Part 2: Frequency of Accidents - If the person has no accidents, score part 1 only. If they have accidents, you determine the frequency and score accordingly.
The final score would be the lower of the 2 parts.

How do I score if a person has regular (second day/weekly) but not daily enema/suppositories?

Even though the enema/suppository is not given daily, it has a regular and constant effect on the bowel function and therefore needs to be considered when scoring FIM. Score the level of assistance required for the person to complete the task regardless of the frequency, as long as it is given regularly.

If the enema/suppository is intermittent then only consider it in FIM scoring if it falls on the FIM day. If it falls on the FIM day then highest score for the level of assistance required would be 6. 

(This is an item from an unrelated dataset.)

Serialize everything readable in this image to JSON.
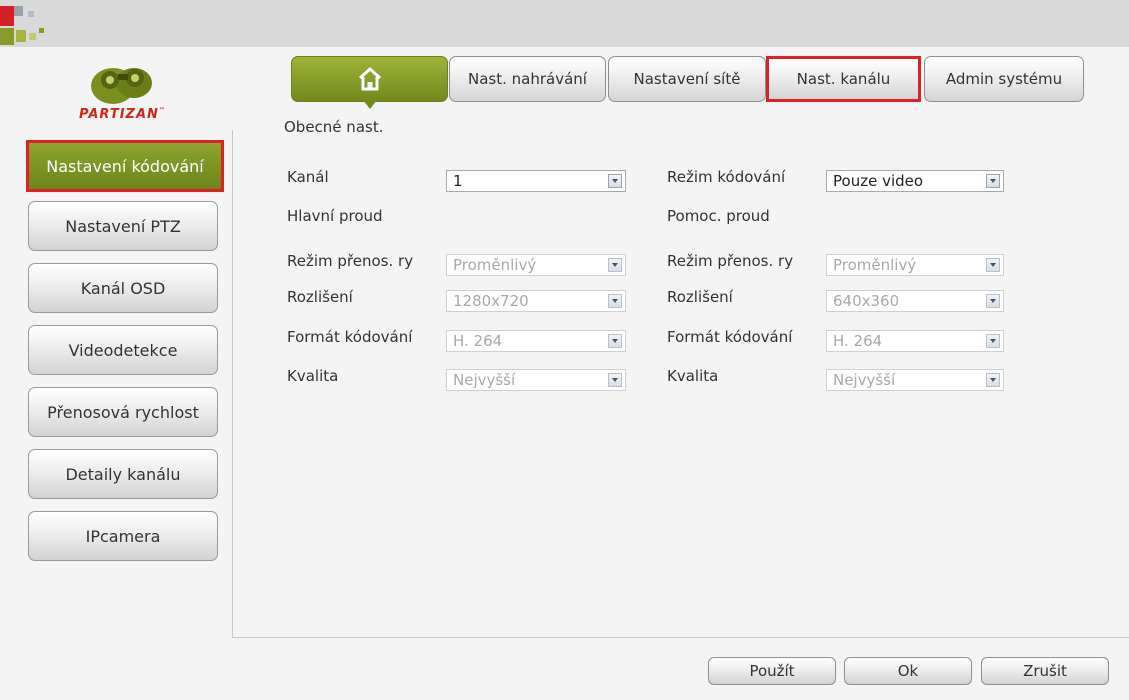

How do you score a person who has bowel control, but chooses to open their bowels in inappropriate places e.g. in a bin, pot plant?

This person is clearly not having an "accident" as they are choosing to open their bowel in an inappropriate place. Thus it is clear they have control over their bowel and then the scoring of Part 1, Need for Assistance would reflect this. Clinically these patients may benefit from supervision, cueing or coaxing etc. and so score of 5 may be appropriate. If hands on assistance is required, a score of 4 or less should be recorded. Consider this scenario when scoring the cognitive items for this person.

Bladder and bowel management

If someone has been prescribed a medication for prostate condition (not necessarily urgency), is this a level 6?

If the medication is prescribed for a prostate condition, it is not relevant to the Bladder Item.

How do you score a person who is incontinent, but does not "soil clothing or bedclothes"? For example, a person who is unable to control their bladder or bowel and is incontinent when naked sitting on a commode on the way to the toilet?

In this situation it is most clinically relevant to consider whether the person has control of their urinary or anal sphincter or not.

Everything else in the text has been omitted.